A study on the use of magnesium hydroxide during breastfeeding found no adverse reactions in breastfed infants. Intravenous magnesium increases milk magnesium concentrations only slightly. Oral absorption of magnesium by the infant is poor, so maternal magnesium hydroxide is not expected to affect the breastfed infant's serum magnesium. Magnesium hydroxide supplementation during pregnancy might delay the onset of lactation, but it can be taken during breastfeeding and no special precautions are required.

Magnesium Hydroxide Side Effects in Breastfeeding

Fifty mothers who were in the first day postpartum received 15 mL of either mineral oil or an emulsion of mineral oil and magnesium hydroxide equivalent to 900 mg of magnesium hydroxide, although the exact number who received each product was not stated.

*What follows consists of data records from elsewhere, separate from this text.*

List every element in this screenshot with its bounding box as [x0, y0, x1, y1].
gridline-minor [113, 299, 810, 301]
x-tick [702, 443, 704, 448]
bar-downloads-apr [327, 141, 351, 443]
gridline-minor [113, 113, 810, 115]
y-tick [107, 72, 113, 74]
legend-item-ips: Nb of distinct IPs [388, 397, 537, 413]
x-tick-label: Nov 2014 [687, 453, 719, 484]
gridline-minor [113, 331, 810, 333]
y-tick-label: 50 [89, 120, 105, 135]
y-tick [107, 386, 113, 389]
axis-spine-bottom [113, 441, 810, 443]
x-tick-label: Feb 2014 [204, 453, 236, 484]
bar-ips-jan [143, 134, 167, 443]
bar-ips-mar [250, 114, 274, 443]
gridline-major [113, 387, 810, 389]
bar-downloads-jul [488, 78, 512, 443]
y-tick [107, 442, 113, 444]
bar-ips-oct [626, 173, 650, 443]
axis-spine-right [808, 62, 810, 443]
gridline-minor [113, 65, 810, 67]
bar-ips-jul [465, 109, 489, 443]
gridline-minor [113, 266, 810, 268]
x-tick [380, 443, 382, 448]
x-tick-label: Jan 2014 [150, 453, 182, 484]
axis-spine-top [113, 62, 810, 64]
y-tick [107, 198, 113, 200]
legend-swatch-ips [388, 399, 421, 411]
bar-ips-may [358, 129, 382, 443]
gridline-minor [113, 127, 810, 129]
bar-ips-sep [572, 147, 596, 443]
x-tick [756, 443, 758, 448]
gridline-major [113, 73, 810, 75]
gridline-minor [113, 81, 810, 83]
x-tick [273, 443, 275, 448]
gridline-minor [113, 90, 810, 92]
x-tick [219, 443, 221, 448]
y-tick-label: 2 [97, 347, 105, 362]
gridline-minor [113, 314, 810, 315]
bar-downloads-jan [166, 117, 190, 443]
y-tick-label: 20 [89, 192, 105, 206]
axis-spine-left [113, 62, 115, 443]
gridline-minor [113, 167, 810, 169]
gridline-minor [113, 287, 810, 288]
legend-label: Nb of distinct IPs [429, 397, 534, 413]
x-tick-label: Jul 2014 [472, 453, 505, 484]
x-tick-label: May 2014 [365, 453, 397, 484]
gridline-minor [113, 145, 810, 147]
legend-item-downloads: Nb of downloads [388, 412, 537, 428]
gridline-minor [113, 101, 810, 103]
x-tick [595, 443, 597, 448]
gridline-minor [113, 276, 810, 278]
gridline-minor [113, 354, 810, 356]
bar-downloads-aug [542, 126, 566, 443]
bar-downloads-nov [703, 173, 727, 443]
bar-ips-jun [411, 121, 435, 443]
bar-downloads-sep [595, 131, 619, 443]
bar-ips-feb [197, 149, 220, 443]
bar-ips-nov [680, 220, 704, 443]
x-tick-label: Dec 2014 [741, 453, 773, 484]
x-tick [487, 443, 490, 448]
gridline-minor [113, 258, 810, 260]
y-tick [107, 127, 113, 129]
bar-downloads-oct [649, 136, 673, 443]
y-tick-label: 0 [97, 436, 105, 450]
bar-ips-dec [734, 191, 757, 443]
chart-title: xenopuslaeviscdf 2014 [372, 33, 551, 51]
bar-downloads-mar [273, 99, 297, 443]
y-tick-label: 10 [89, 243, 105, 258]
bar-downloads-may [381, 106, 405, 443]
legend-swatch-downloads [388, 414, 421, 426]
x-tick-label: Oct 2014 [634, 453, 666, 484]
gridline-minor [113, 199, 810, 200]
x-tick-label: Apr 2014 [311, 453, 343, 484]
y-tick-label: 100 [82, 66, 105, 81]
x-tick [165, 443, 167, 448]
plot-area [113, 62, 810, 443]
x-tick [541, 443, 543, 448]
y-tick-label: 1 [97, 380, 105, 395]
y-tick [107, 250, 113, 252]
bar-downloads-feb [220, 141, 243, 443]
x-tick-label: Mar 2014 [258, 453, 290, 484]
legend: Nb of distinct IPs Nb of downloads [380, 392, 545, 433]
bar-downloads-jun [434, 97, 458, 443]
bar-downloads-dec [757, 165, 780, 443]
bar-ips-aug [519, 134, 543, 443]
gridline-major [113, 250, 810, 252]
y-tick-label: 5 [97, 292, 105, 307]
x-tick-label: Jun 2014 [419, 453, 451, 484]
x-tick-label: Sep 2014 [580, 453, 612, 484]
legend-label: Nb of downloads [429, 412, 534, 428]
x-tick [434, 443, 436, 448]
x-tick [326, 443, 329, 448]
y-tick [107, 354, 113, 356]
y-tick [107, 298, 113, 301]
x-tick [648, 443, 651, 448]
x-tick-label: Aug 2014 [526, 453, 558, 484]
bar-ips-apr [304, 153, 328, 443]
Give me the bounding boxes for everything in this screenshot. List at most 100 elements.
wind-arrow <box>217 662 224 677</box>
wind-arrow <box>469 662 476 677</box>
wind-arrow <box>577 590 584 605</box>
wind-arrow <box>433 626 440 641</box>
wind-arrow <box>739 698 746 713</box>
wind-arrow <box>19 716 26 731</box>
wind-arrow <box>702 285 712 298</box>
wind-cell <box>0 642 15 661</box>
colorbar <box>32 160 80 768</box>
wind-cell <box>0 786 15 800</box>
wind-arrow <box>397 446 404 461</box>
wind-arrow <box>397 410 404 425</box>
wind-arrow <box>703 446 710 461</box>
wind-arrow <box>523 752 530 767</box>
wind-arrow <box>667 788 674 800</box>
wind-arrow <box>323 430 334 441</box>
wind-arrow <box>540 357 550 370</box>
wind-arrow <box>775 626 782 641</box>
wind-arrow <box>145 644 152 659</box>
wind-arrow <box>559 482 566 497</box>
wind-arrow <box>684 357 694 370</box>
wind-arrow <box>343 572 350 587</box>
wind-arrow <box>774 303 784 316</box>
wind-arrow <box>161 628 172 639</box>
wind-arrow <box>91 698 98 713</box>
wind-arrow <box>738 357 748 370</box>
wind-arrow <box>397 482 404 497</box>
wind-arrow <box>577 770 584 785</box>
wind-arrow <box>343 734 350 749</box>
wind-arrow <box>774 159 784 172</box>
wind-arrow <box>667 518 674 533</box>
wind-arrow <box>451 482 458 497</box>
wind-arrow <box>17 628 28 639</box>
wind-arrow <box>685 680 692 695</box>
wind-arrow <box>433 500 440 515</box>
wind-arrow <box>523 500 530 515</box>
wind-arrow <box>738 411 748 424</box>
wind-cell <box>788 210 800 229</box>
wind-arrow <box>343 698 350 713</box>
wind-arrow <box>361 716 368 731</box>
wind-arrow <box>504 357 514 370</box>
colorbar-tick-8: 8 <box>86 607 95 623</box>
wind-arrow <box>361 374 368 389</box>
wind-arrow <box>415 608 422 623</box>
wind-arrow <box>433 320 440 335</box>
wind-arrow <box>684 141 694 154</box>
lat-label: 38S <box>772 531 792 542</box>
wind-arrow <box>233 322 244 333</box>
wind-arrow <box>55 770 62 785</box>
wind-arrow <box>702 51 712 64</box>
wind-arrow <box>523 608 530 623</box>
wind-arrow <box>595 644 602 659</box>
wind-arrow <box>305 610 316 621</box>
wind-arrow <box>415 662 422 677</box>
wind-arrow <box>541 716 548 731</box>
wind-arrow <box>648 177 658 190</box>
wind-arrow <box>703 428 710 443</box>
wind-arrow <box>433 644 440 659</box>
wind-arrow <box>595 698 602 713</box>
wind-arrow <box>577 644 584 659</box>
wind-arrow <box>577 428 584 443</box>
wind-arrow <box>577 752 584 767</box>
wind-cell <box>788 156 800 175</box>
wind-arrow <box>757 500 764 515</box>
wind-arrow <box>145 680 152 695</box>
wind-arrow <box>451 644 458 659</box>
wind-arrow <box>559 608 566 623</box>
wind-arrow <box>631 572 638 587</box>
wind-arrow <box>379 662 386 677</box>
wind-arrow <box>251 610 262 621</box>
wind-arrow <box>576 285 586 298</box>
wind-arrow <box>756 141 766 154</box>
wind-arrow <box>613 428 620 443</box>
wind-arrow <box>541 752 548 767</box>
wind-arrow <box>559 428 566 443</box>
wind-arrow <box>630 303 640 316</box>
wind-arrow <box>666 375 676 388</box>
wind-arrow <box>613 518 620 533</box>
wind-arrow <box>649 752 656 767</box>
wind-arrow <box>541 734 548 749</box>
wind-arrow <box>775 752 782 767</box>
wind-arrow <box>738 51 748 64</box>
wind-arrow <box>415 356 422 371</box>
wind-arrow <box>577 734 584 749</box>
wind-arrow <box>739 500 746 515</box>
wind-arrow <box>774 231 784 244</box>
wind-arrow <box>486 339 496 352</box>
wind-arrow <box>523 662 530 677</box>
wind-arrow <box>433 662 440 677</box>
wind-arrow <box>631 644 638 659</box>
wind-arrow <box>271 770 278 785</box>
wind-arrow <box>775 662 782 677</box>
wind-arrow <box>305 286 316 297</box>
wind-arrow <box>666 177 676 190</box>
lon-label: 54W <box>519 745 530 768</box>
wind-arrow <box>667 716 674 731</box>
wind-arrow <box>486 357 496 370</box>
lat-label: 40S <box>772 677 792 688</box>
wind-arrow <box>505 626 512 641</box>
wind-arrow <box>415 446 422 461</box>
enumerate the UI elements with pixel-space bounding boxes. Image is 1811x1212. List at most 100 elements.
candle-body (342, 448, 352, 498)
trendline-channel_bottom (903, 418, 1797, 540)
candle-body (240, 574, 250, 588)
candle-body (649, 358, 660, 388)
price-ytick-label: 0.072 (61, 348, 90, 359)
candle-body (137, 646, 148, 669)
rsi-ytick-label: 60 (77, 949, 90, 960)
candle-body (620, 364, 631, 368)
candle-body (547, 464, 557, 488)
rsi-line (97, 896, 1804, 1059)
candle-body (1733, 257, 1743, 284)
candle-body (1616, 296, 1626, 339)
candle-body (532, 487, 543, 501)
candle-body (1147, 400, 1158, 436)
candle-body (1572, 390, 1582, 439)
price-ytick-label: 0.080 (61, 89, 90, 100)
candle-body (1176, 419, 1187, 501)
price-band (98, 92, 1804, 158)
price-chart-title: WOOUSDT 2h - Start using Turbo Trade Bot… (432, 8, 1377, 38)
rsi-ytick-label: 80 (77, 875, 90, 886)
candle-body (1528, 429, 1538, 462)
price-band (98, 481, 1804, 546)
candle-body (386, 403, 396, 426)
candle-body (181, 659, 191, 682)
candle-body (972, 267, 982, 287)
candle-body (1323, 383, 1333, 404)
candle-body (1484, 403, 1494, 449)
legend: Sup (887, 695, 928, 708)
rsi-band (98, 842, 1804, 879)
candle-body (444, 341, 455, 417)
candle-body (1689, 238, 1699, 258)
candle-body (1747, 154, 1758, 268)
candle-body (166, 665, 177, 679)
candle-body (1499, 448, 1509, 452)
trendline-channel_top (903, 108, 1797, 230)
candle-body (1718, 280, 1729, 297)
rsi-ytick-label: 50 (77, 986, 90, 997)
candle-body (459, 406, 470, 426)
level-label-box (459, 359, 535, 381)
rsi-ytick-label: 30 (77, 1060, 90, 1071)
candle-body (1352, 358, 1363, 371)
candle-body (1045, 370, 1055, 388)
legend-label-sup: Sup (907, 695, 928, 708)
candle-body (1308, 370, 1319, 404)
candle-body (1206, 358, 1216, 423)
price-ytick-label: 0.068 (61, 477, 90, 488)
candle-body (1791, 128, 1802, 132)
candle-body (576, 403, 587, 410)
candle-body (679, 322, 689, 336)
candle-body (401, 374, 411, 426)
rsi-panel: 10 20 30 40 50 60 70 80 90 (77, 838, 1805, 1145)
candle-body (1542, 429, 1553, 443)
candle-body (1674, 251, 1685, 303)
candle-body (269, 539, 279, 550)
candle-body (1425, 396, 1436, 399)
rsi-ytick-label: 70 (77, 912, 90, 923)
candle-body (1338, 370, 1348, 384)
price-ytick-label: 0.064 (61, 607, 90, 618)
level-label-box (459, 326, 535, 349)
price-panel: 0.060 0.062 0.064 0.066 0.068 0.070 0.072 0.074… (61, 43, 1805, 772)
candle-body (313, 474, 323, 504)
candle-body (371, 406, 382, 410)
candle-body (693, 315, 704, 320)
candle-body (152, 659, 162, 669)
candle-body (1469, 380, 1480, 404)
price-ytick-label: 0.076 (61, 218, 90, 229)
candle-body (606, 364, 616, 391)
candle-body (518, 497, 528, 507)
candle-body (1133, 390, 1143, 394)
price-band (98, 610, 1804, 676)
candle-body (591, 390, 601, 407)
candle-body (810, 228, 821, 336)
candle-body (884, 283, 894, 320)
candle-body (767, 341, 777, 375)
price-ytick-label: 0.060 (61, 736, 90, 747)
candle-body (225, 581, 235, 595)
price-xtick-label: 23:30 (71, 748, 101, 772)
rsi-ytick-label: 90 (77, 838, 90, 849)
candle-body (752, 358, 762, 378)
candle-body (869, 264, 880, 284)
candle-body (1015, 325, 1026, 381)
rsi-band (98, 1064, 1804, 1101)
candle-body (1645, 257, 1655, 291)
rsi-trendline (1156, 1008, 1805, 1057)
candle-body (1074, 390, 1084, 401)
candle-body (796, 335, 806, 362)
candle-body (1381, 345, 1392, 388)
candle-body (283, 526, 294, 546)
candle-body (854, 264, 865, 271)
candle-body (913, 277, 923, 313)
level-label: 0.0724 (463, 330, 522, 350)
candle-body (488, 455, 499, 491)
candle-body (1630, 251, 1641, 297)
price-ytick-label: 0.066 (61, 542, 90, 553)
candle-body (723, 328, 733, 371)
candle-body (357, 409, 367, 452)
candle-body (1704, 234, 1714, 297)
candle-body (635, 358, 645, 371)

Additional doses were given on subsequent days if needed. None of the breastfed infants were noted to have any markedly abnormal stools, but all of the infants also received supplemental feedings.[2]

Magnesium Hydroxide Possible Effects in Breastfeeding

One mother who received intravenous magnesium sulfate for 3 days for pregnancy-induced hypertension had lactogenesis II delayed until day 10 postpartum. No other specific cause was found for the delay, although a complete work-up was not done.[3] A subsequent controlled clinical trial found no evidence of delayed lactation in mothers who received intravenous magnesium sulfate therapy.[4] Some, but not all, studies have found a trend toward increased time to the first feeding or decreased sucking in infants of mothers treated with intravenous magnesium sulfate during labor because of placental transfer of magnesium to the fetus.[4][5] A study in 40 pairs of matched healthy women with vaginally delivered singleton pregnancies, outcome endpoints were compared in those receiving continuous oral magnesium aspartate HCl supplementation mean dose of 459 mg daily (range 365 to 729 mg of magnesium daily) for at least 4 weeks before delivery versus non-supplemented controls. In the magnesium group, significantly fewer women could breastfeed their infants exclusively at discharge (63% vs 80%).[6]